Where do human rights come in? The literature would say that in these conditions human rights are dismissed or derided as illegitimate, even foreign, constraints on the majority’s will and the national destiny. On this account, ‘human rights’ and its defenders are portrayed as pedantic, legalistic, out-of-touch elites hampering the furthering of the ‘greater good’ in favour of undeserving (often, but not always, immigrant) minorities. ‘My critics are interested in human rights’ scoffed then-President Duterte in a national address in 2018, ‘whereas I am interested in human lives.’
This is powerful rhetoric and not easy to simply dismiss. From about 2015, but especially at the height of Trump’s presidency and copycat politicking from Brazil to Zimbabwe, for many scholars and advocates of human rights -- right up to the United Nations High Commissioner for Human Rights -- Duterte’s sort of politically effective de-legitimisation of human rights language and mechanisms has ushered in an era of fundamental, almost existential, challenges to the idea, utility and power of human rights.
Yet the book Human Rights and Populism sets out to challenge this response. It offers a critical (or perhaps self-critical) examination of how the human rights movement itself contributed to these challenges. How could one argue this? Well, on one view the ‘populism + human rights’ literature treats the post-1945 human rights project as a passive victim of this wicked external pathology called populism. For the most part it does not stop to ask whether the human rights movement itself, aligned with prevailing models of liberalism, contributed to some of the conditions for authoritarian-idealising populism to gain traction.
That is, if anything is urgent in human rights today, perhaps it is the need for critical self-reflection, as a pre-requisite to any attempts to renew and reaffirm the global human rights idea towards the centenary of the Universal Declaration 25 years from now.

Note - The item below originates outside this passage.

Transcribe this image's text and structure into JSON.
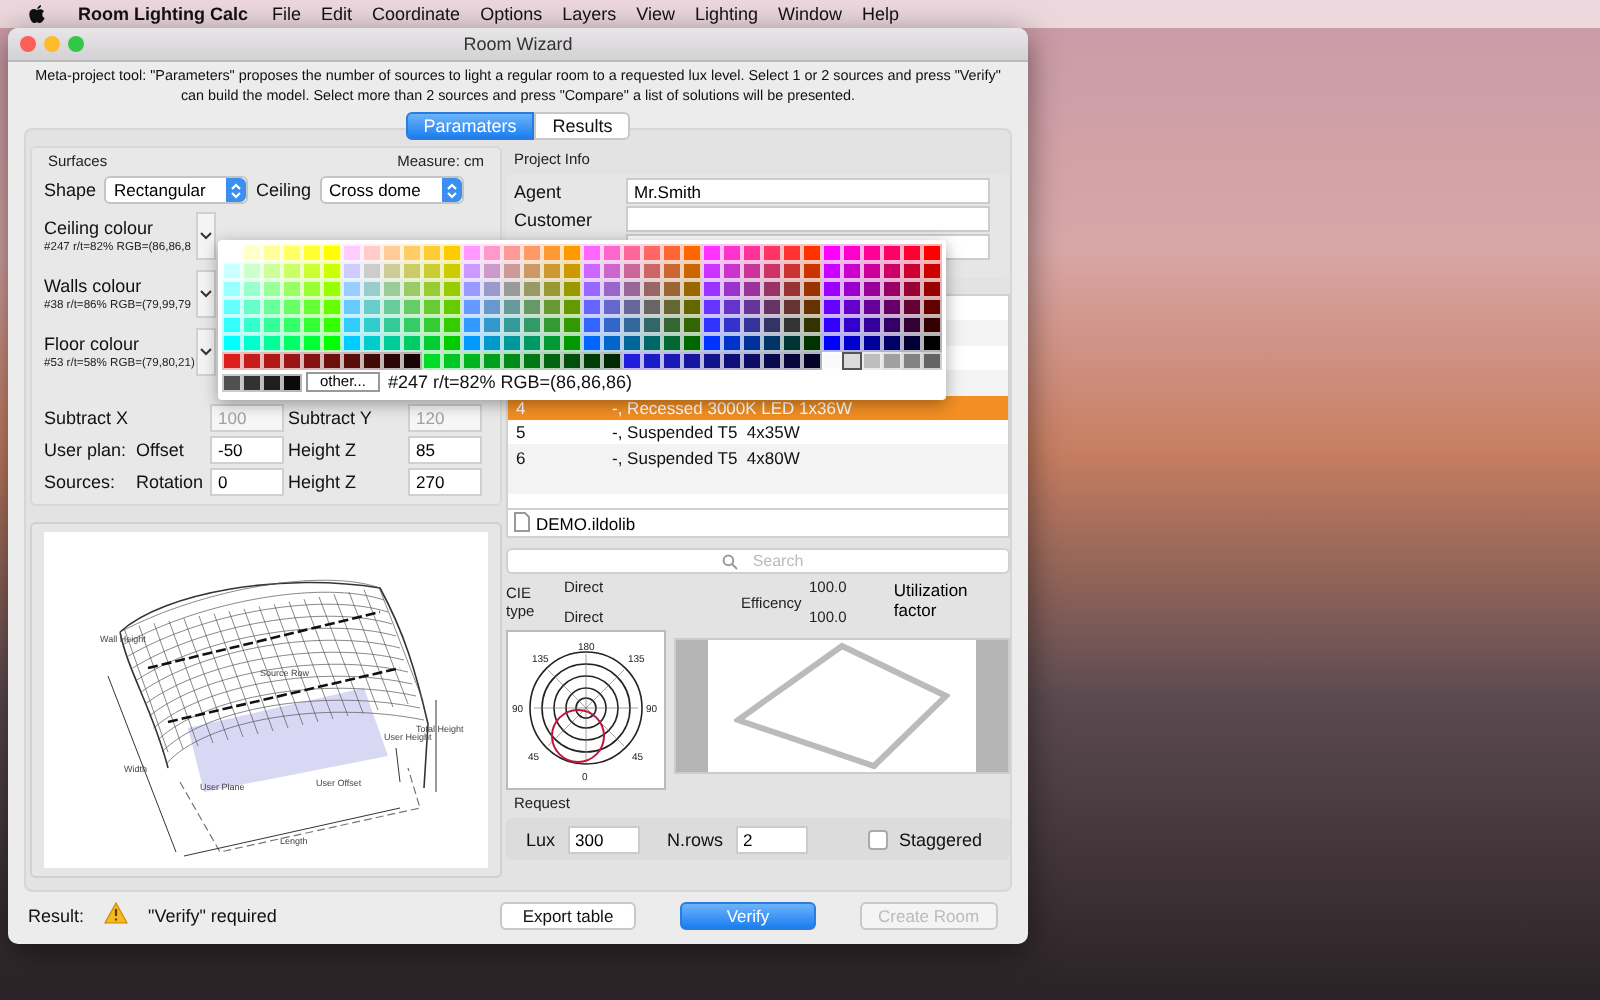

What question, then, ought to be asked? Arguably, the whole populism phenomenon obliges those of us committed to human rights to ask how ‘universal rights for all’ became so easily dismissed as narrow legalistic claims by patronising elites favouring undeserving minorities (immigrants, drug-users, gays, criminals, activists, etc.). How was a human rights approach relied on in ways that perhaps alienated key constituencies, in ways that took the value of rights as self-evident, in ways that meant we just avoided the hard but necessary politics of persuasion, empathy, alignment, adjustment? Did we all focus unduly on civil and political rights (post-9/11 especially) in ways that meant we lost contact with the valid socio-economic insecurities of large parts of the voting population? Does a human rights frame or appeal sound hollow to those disillusioned with the yield from the marriage of liberal democracy and market capitalism?
There must be some explanation why populist political attacks on human rights and its defenders seem to gain political traction. My book is an attempt at reflection by the human rights academy and movement. It is a call for humility in seeing that the value and universality of the human rights project is just not always self-evident in our wider societies. How to respond to that without just being a preachy, patronising elitist is a far harder question to answer!